El piso de éste descendía lentamente en aquel punto, estaba cubierto de arena fina, y quedaba circundado por barandillas que impedían llegar a los lugares más hondos.

La puerta trasera de la cabaña daba a una estrecha vereda que conducía a la casa a través de densos matorrales, de manera que en cualquier punto a lo largo de la misma quedaba uno al abrigo de ser descubierto.

El interior estaba cómodamente amueblado con bancas y divanes.

Había, además, una alacena bien provista de vinos, galletas y bizcochos durante la temporada de baños.

Paco tenía llave de la cabaña.

Me alzó, y uno después del otro nos subimos a un corpulento sicómoro.

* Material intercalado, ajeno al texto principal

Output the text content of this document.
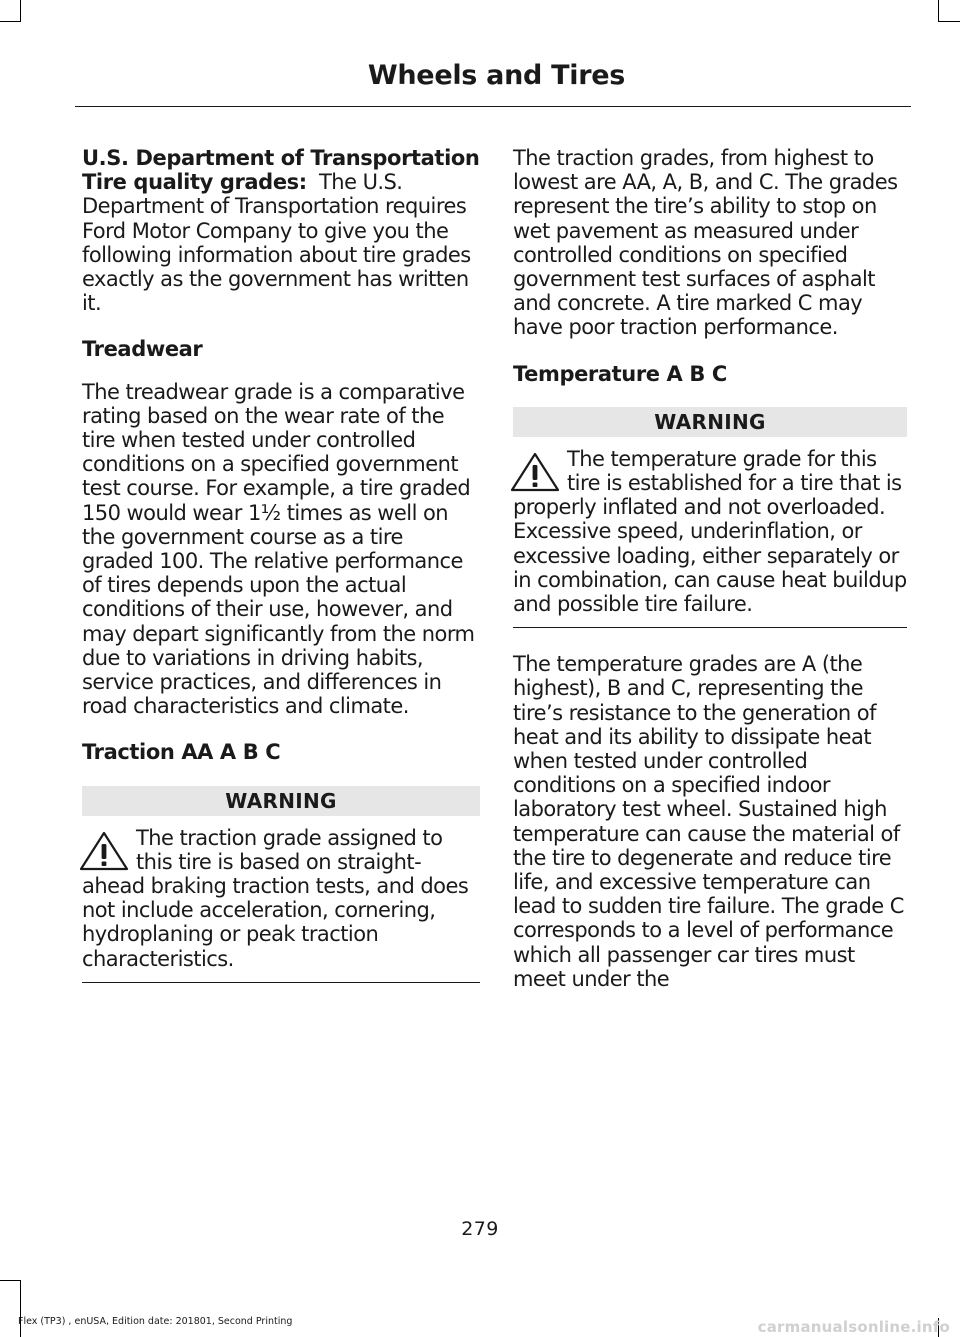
Wheels and Tires

U.S. Department of Transportation Tire quality grades: The U.S. Department of Transportation requires Ford Motor Company to give you the following information about tire grades exactly as the government has written it.

Treadwear

The treadwear grade is a comparative rating based on the wear rate of the tire when tested under controlled conditions on a specified government test course. For example, a tire graded 150 would wear 1½ times as well on the government course as a tire graded 100. The relative performance of tires depends upon the actual conditions of their use, however, and may depart significantly from the norm due to variations in driving habits, service practices, and differences in road characteristics and climate.

Traction AA A B C
WARNING

The traction grade assigned to this tire is based on straight-ahead braking traction tests, and does not include acceleration, cornering, hydroplaning or peak traction characteristics.

The traction grades, from highest to lowest are AA, A, B, and C. The grades represent the tire’s ability to stop on wet pavement as measured under controlled conditions on specified government test surfaces of asphalt and concrete. A tire marked C may have poor traction performance.

Temperature A B C
WARNING

The temperature grade for this tire is established for a tire that is properly inflated and not overloaded. Excessive speed, underinflation, or excessive loading, either separately or in combination, can cause heat buildup and possible tire failure.

The temperature grades are A (the highest), B and C, representing the tire’s resistance to the generation of heat and its ability to dissipate heat when tested under controlled conditions on a specified indoor laboratory test wheel. Sustained high temperature can cause the material of the tire to degenerate and reduce tire life, and excessive temperature can lead to sudden tire failure. The grade C corresponds to a level of performance which all passenger car tires must meet under the

279
Flex (TP3) , enUSA, Edition date: 201801, Second Printing	carmanualsonline.info
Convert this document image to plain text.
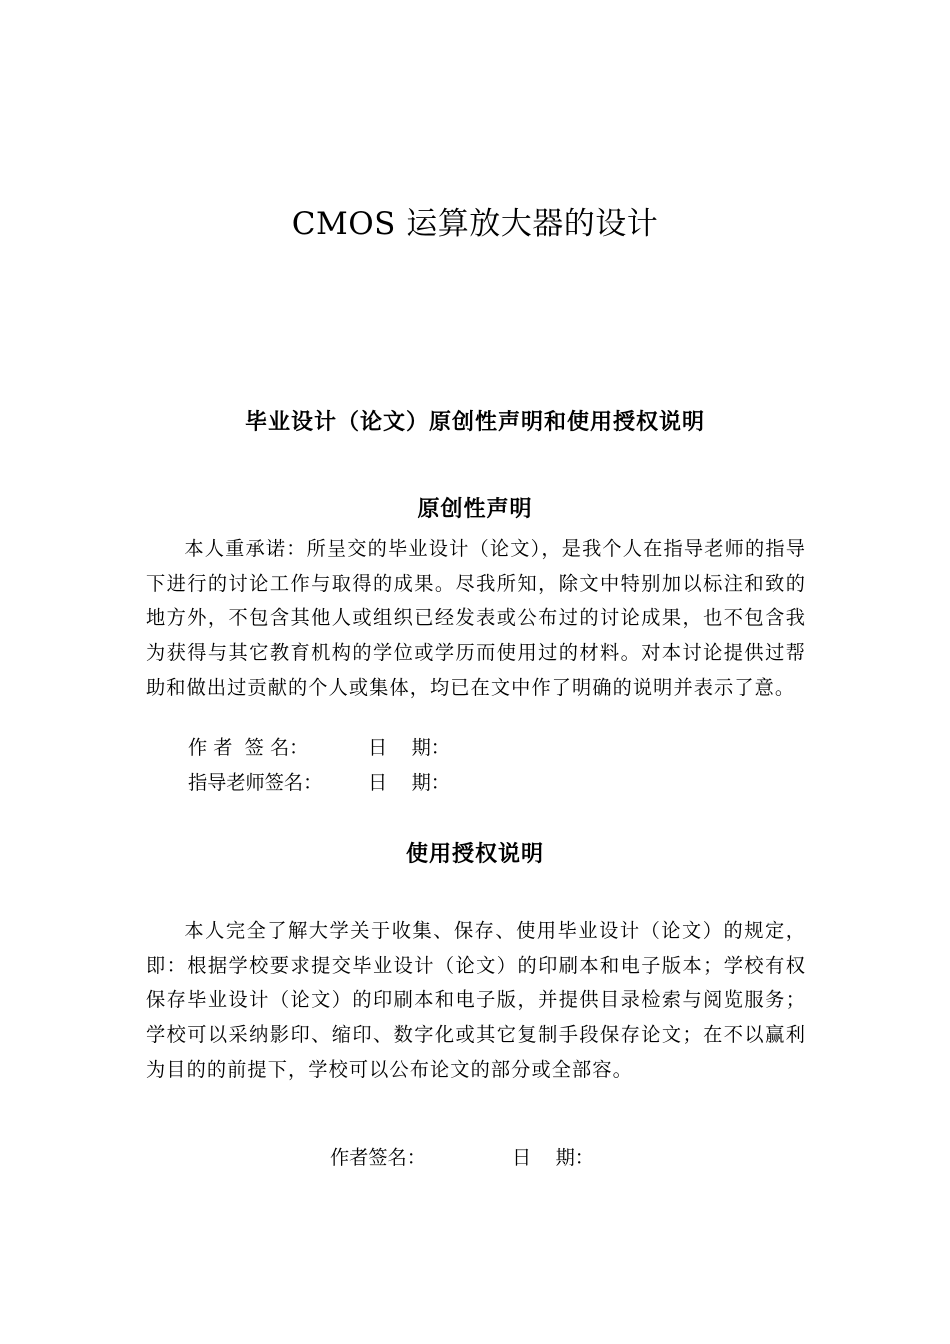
CMOS 运算放大器的设计
毕业设计（论文）原创性声明和使用授权说明
原创性声明

本人重承诺：所呈交的毕业设计（论文），是我个人在指导老师的指导下进行的讨论工作与取得的成果。尽我所知，除文中特别加以标注和致的地方外，不包含其他人或组织已经发表或公布过的讨论成果，也不包含我为获得与其它教育机构的学位或学历而使用过的材料。对本讨论提供过帮助和做出过贡献的个人或集体，均已在文中作了明确的说明并表示了意。

作 者  签 名：

	日    期：

指导老师签名：

日    期：

使用授权说明

本人完全了解大学关于收集、保存、使用毕业设计（论文）的规定，即：根据学校要求提交毕业设计（论文）的印刷本和电子版本；学校有权保存毕业设计（论文）的印刷本和电子版，并提供目录检索与阅览服务；学校可以采纳影印、缩印、数字化或其它复制手段保存论文；在不以赢利为目的的前提下，学校可以公布论文的部分或全部容。

作者签名：

	日    期：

Una vez instalados en él volvimos a prender nuestros cigarrillos en espera de la aventura, con justificada impaciencia.

Al cabo de unos diez minutos de expectativa nos vimos recompensados por el cascabeleo de las risas de las muchachas que se aproximaban.

Oímos abrir la puerta, y luego el ruido del cerrojo que la clausuraba, así como la voz de Anita que decía:

— ¡Ah!

¡Cómo les gustaría a los muchachos vernos desvestirnos y darnos un baño en un día tan adorablemente cálido!

Y en seguida nos llegó la respuesta de Rosa, entre risas.

— No me importaría que me viesen, si yo no lo supiera, queridas.

Tiene su encanto pensar en la excitación que ello les causaría a nuestros queridos muchachos.

Me gustaría que Paco se prendase de mí, puesto que ya casi estoy enamorada de él, y he leído que no hay modo mejor para que una joven pueda excitar al hombre que desea conquistar, que mostrarle todos sus encantos en un momento en el que él cree que la muchacha no se ha dado cuenta de su proximidad.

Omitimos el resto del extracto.